Do you have plans of extending your products category to other sectors of the Nigerian economy?
AS you are probably aware, we have interest in Nigeria’s agriculture sector where we have invested N10 billon in palm oil refinery at Ikorodu area of Lagos. We have started producing our vegetable oil under the brand name ‘Mamadore’ produced from crude oil palm and refined to the highest quality and bottled to international standard. For us it is exciting bringing into the market great product. The product has been in the market in the last three months.

What are your key challenges and how is it affecting productivity?
Productivity actually is improving. We are improving productivity with the patronage our brands are enjoing and we have been bring in new machinery and equipment to improve productivity and produce products that are of high quality and competitive. PZ is a global brand and we are producing according to global standards.

How much money have you invested in Nigeria in the past five years?
In the last five years, we have invested about 130 million dollars.

What did you want to achieve with this new production line?
It will help to rapidly expand the distribution of our fridge products in Nigeria and Ghana.
We anticipate that the demand will keep growing and with the factory, we are ready to sustain supply.

What message do you have for your Nigerian shareholders?
They are investing in the right company.

You have spent so much money on internal expansion, are you thinking of doing any capital issues?
No. The group as a whole is strongly capitalised. Besides we are conservative about borrowing.
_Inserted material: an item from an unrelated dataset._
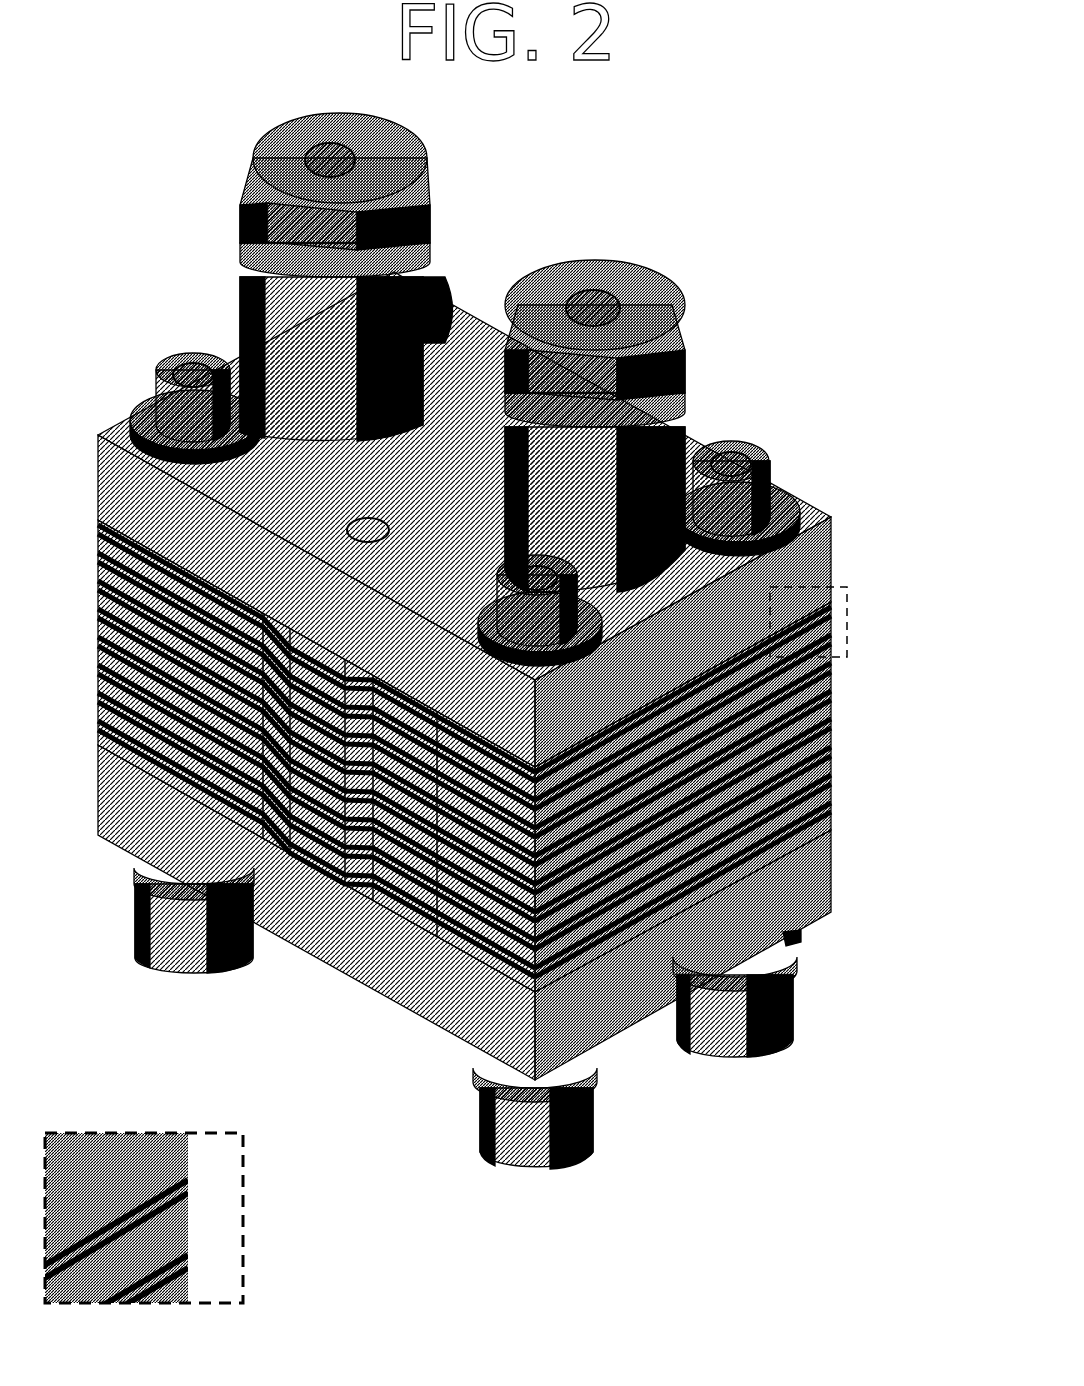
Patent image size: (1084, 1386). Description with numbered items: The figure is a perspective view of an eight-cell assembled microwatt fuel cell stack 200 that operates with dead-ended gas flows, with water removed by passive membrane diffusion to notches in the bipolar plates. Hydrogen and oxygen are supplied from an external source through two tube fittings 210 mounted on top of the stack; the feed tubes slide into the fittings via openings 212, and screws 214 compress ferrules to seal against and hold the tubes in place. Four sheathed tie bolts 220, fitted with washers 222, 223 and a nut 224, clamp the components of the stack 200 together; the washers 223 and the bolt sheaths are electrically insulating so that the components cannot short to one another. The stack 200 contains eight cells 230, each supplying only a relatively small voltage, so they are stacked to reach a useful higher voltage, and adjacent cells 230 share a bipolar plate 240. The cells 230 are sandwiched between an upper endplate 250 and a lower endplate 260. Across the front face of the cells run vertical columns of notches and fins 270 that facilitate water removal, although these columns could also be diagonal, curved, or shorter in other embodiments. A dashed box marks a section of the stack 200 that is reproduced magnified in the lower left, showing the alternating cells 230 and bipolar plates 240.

How many jobs have you created in support of Nigerian government’s Transformation Agenda?
Currently, we have 2,500 workers across the country on our payroll and we are increasing the number by 30 to 50 percent, through our PZ Wimar palm oil project. In 2010, PZ Cussons Plc entered into a joint venture (PZ Wilmar Ltd) with Wilmar International to build a palm oil refinery in Nigeria and build up an associate food ingredients business.

What is your capacity utilisation?
The capacity utiisation in this factory is a little bit lower than what we would like to do now.Honestly, we are building for the future.

What percentage of your raw materials is sourced locally?
Honestly, our record speaks for itself; we make much use of local raw materials in our milk products like Nunu milk.The content and can are sourced locally except the machinery for packaging it.

What about transition to full scale manufacturing instead of assembling?
Of course, we would love to produce locally, but most certainly it is a long – term plan. This is because the fridge factory is highly capital intensive and in order for us to be competitive, we probably need more customer base of three million Nigerians to be able to go into fridge manufacturing. As of now; we have not decided to go into it until we are able to capture more market out of the 160 million people in the country.

In recent times, many foreign companies have been increasing their shareholdings in Nigerian companies; do you intend to do the same?
No. We have over 85,000 shareholders and we are holding about 70 percent. As of now, there is no plan to increase our shareholding in a Nigerian subsidiary. However, we are committed to our shareholders and the Nigerian economy.